●トピック
●深く知る
越境データフローとは国を超えたデータの流れを意味し、特に個人データが海外に流出したり、利用できる状態にあることへの懸念や管理についての議題になります。これは物理的にだけではなく、ネットワークアクセスによる流出も含みます。この越境データの規制に関して、最近大きな動きがあったのはEUです。データ保護指令という市民データの保護を目的にプライバシー情報の管理についての指令がありましたが、これにさらに規則として繰り上げ罰則を科す一般データ保護規則、通称GDPRが制定されました。GDPRでは、データ保護指令をアップグレードする形で制定され、データ保護当局の存在と個人情報の管理に関するユーザーの権利が定義されています。
GDPR以前のデータ保護指令(DPD)とは、EU市民データの保護を目的にプライバシー情報の管理についての指令です。組織は、データがどのように収集および使用されるかを個人に通知する必要があり、サードパーティとのデータ共有をオプトアウトできるようにする必要があります。また、データの受領国が適切なプライバシー保護を持っていると認められない限り、EU域内からの送信はありません。
一方で一般データ保護規則(GDPR)とは、個人データの保護に対する権利という基本的人権の保護を目的とした法律です。EU所在者の個人データをやり取りする、 EU域内に拠点がある、EUのデータ主体に対する物品やサービスの提供を行う、行動を監視する場合には対象となります。
両者の体制上の違いとしては、DPDでは、加盟国は独立した国家としての立法権、司法権、行政権を持っています。GDPRでは、加盟国一律に適用される規則になります。加盟国の法律は国内法という扱いになり刑罰の可能性もありますが、GDPRは制裁金という扱いになります。
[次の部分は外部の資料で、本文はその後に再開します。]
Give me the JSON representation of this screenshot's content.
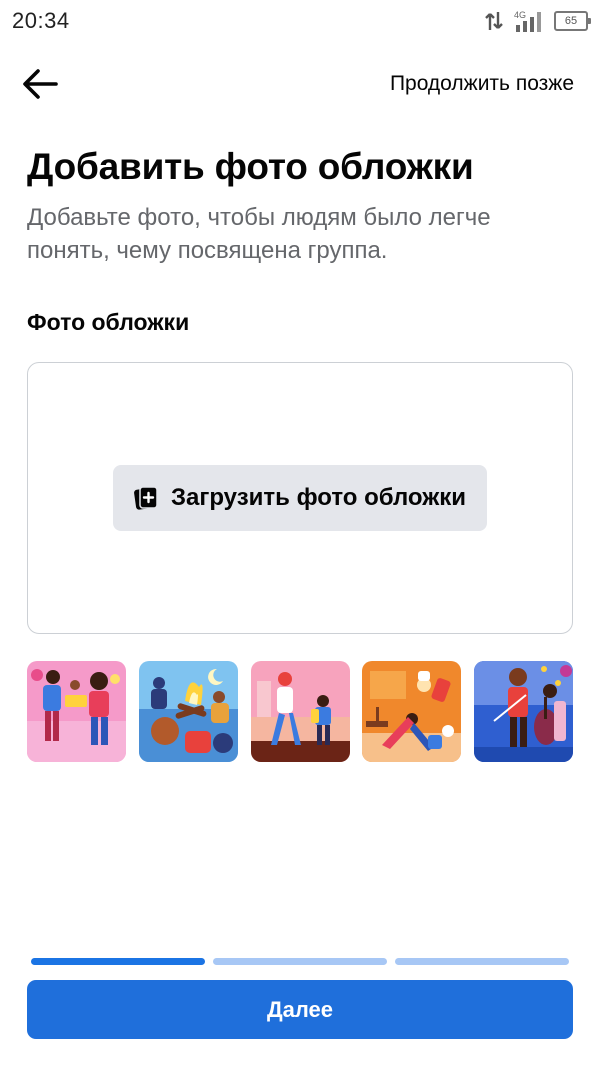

ここからGDPRについて、もう少しだけ深堀致します。GDPRではデータ主体の保護の観点で大きく3つの権利が規定されています。アクセス権とは、個人が自分のデータにアクセスできるようにすることです。自分の個人情報がどのように登録されているのかを確認したいでしょう。消去権・忘れられる権利とは、企業が必要なくなったときに個人情報の削除を要求する権利です。もしも利用しているサービスが終了し、管理されている個人情報がいらなくなったときに安全ではない状態で保管されることは嫌でしょう。つまり、いらなくなったら削除してもらう権利が必要です。データポータビリティの権利とは、個人データを取得している管理者を別の管理者に送信させる権利です。具体的には事業者等に自ら提供した個人データを本人が再利用しやすい形式で受け取る権利になります。自身のデータであれば他の会社に移すことで、データの利活用を活発化させる狙いがあります。
EUに会社を持つ外国の企業やサービスはGDPRに則らなければならず、GDPRに則っているかを認定することを十分性認定と言います。EUから見れば、基本的にはデータ保護に関して十分な体制があるとは見なされないわけです。そのため、GDPRに満たしているかを確認し、定期的に監査しています。
また、GDPRには72時間ルールという厳しい期限があります。これはデータの侵害が発生した場合、データを管理している組織は個人データ侵害を認識してから72時間以内に管轄の監督機関に、個人データ侵害を通知しなければならないというものです。72時間を超えた場合、遅延に対する理由が必要になります。